Amgen, the world’s largest biotech, has responded to the US Food and Drug Administration’s recent draft guidance on biosimilars, saying “some changes and additional clarity are needed”.
In February, the FDA issued three draft guidance documents on the regulation of biosimilars and Amgen says “we appreciate FDA’s commitment to working with stakeholders in a transparent guidance development process”. The company then goes on to list a number of recommendations.
These include “defining ambiguous terms” and acknowledging and addressing “current technical and scientific limitations related to regulatory advice or requirements”. Amgen also argues that any guidance needs to “make clear that clinical studies will be necessary for the foreseeable future due to the complexity and diversity of human biology and the limits of scientific knowledge today”.

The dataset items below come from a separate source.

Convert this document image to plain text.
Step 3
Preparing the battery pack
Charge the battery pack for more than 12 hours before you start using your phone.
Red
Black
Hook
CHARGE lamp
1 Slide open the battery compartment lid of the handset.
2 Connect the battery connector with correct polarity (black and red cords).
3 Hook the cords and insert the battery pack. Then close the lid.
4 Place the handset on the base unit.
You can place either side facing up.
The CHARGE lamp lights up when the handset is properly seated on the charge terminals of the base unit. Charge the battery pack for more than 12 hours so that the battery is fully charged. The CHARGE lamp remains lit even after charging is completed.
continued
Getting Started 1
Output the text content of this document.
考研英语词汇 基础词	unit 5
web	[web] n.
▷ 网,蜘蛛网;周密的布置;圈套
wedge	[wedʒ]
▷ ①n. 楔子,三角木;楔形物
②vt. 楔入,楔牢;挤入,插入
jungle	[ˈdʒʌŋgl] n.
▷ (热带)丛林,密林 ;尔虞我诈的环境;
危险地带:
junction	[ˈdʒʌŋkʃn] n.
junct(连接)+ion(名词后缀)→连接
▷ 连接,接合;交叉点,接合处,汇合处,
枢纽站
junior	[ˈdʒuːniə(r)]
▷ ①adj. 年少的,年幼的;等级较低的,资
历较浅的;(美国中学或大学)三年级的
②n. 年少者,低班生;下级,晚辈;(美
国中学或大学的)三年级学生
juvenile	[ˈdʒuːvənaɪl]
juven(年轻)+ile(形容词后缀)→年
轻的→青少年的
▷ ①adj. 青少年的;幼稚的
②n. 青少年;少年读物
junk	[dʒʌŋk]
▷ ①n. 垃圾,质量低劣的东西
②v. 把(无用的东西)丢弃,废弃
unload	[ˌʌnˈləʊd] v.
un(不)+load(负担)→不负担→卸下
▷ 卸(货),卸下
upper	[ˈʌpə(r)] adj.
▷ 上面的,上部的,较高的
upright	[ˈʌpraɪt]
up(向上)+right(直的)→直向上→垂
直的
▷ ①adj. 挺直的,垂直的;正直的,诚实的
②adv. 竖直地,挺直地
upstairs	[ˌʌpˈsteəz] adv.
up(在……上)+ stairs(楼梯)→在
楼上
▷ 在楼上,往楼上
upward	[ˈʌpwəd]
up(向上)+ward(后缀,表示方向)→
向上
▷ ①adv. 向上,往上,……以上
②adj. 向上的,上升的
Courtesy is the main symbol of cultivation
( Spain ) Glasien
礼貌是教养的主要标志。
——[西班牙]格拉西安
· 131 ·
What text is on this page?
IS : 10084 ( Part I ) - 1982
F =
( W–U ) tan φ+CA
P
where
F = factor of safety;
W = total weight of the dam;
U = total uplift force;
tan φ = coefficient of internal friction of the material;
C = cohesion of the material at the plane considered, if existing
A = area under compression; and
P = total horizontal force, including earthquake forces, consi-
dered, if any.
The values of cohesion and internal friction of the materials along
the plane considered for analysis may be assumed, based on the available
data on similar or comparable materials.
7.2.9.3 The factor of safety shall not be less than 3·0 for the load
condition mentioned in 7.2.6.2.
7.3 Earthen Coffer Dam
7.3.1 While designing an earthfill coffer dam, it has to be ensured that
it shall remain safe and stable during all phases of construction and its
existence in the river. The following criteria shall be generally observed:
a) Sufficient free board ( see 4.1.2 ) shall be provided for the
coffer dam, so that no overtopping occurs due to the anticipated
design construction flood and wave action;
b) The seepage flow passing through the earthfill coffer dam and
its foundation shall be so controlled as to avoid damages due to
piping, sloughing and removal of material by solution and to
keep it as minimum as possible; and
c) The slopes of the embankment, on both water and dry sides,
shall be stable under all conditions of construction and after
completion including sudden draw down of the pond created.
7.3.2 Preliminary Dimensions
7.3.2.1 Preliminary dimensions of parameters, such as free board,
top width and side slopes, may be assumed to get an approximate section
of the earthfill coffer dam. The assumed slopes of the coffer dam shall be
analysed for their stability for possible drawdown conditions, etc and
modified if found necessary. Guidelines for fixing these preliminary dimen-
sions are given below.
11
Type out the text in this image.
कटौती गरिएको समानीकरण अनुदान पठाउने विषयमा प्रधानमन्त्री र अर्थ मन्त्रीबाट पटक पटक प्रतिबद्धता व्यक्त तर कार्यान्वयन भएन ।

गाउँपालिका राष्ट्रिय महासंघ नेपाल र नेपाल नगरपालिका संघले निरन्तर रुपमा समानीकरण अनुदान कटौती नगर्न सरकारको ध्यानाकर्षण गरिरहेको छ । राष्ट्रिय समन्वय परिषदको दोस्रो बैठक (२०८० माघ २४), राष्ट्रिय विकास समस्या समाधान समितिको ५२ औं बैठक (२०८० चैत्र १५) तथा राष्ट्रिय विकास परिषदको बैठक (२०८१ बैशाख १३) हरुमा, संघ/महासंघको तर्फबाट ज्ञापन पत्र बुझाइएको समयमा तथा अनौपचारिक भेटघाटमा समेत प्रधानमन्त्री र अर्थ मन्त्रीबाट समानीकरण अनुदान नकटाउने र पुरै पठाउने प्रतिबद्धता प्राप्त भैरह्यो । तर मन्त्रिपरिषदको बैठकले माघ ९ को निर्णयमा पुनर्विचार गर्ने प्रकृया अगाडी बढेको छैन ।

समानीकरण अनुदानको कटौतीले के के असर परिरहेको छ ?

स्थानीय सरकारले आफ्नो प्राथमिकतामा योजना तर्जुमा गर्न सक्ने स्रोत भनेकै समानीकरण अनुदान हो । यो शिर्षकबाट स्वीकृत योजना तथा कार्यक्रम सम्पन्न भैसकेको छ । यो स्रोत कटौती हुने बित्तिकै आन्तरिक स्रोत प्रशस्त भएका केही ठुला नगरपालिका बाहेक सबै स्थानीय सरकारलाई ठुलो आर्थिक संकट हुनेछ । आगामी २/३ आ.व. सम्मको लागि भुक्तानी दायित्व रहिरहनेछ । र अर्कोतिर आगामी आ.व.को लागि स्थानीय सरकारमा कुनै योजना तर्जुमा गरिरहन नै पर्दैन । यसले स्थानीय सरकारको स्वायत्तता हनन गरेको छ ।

At the same time, the company adds, “it is appropriate for the agency to acknowledge that analytical studies will increasingly facilitate reduction in the size and scope of clinical studies needed”. Other recommendations call on the FDA to publish “class-specific guidance that discusses the approval standards and other key implementation issues for particular product classes” and “require all biological products to have a distinguishable nonproprietary name in order to facilitate accurate attribution of adverse events”.
Amgen says the FDA’s acknowledgement “that determining interchangeability is scientifically difficult at this time is also important”. It adds that “patient safety does not stop at approval” and “distinguishable product names and post-approval activities, including ongoing monitoring, are essential”.
Amgen is just one of 40 or so interested parties who have posted feedback on the FDA’s plans ahead of a stakeholder meeting on May 11 to be held at agency headquarters in Silver Spring, Maryland.